SELECT count() FROM pypi.pypi

┌───────count()─┐
│ 2214017475506 │ -- 2.21 trillion
└───────────────┘

ClickHouse is the analytical database powering ClickPy, making it possible for Python enthusiasts to check their favorite Python package popularity or understand new trends in the Python ecosystem.

Reaching this scale with minimal ongoing maintenance highlights why ClickHouse works well as a long-term store for high-volume analytical data. Hitting the 2 trillion row mark gave us a reason to review the ingestion pipeline and make it more robust.

Evolving a data ingestion pipeline at this scale is not a trivial task. The system needs to remain available, ingestion must continue uninterrupted, and changes have to be introduced carefully.
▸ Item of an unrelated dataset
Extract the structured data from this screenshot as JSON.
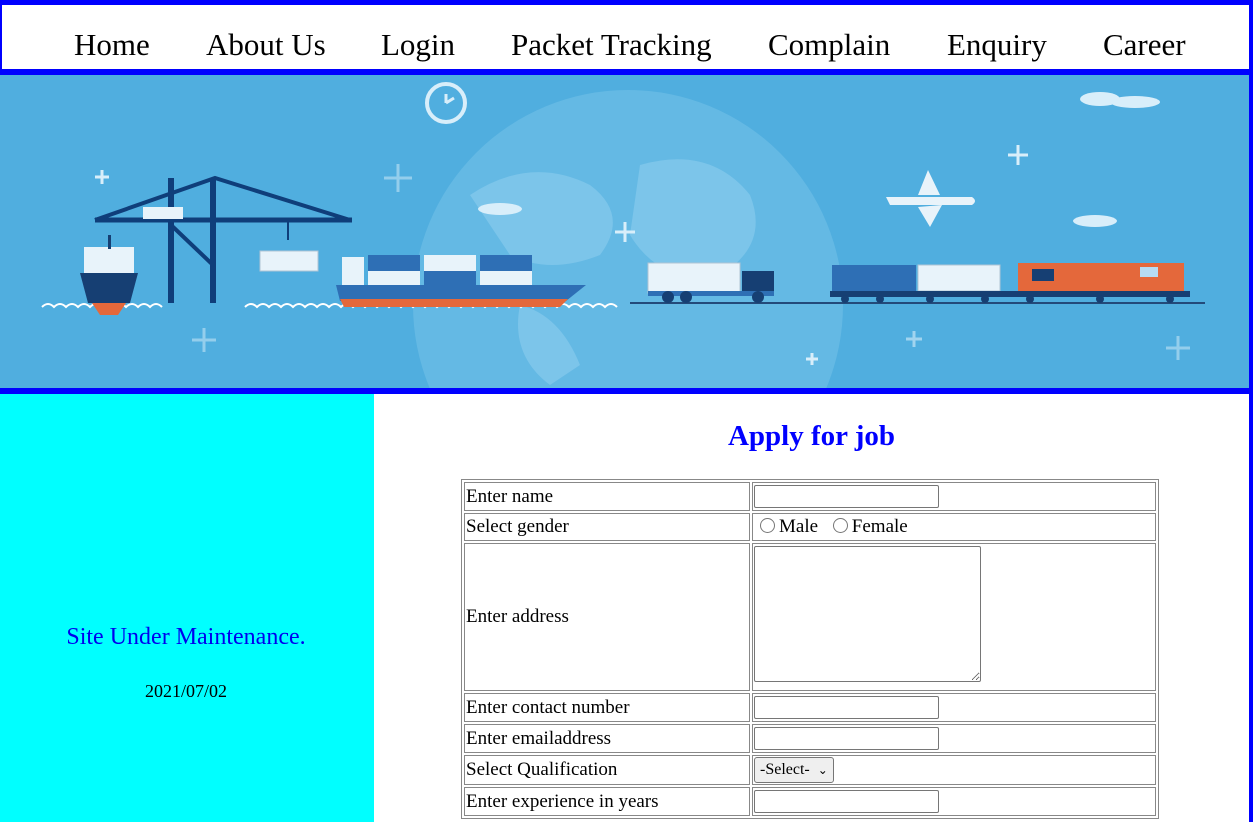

As part of this work, we also looked closer at the historical data, which led us to uncover some discrepancies.

The rest of this post explains how we redesigned the ingestion pipeline and, later on, how we fixed historical data while keeping ClickPy running throughout the process.

Replacing the legacy ingestion pipeline #

The initial pipeline was built at a time when ClickPipes did not exist yet, therefore it required quite a bit of scripting. We described the original ingestion pipeline in this blog post.

Pypi download statistics are publicly available on a BigQuery table, and we have an automated BigQuery job that exports daily data to a Google Cloud Storage bucket. Finally, a custom script runs every day a ClickHouse insert statement to ingest data directly from the GCS bucket to ClickPy's main table, pypi.

This approach worked, but at this scale, it left room for improvement. The main opportunity was to replace the custom ingestion script, shown as ClickLoad in the diagram, with ClickPipes.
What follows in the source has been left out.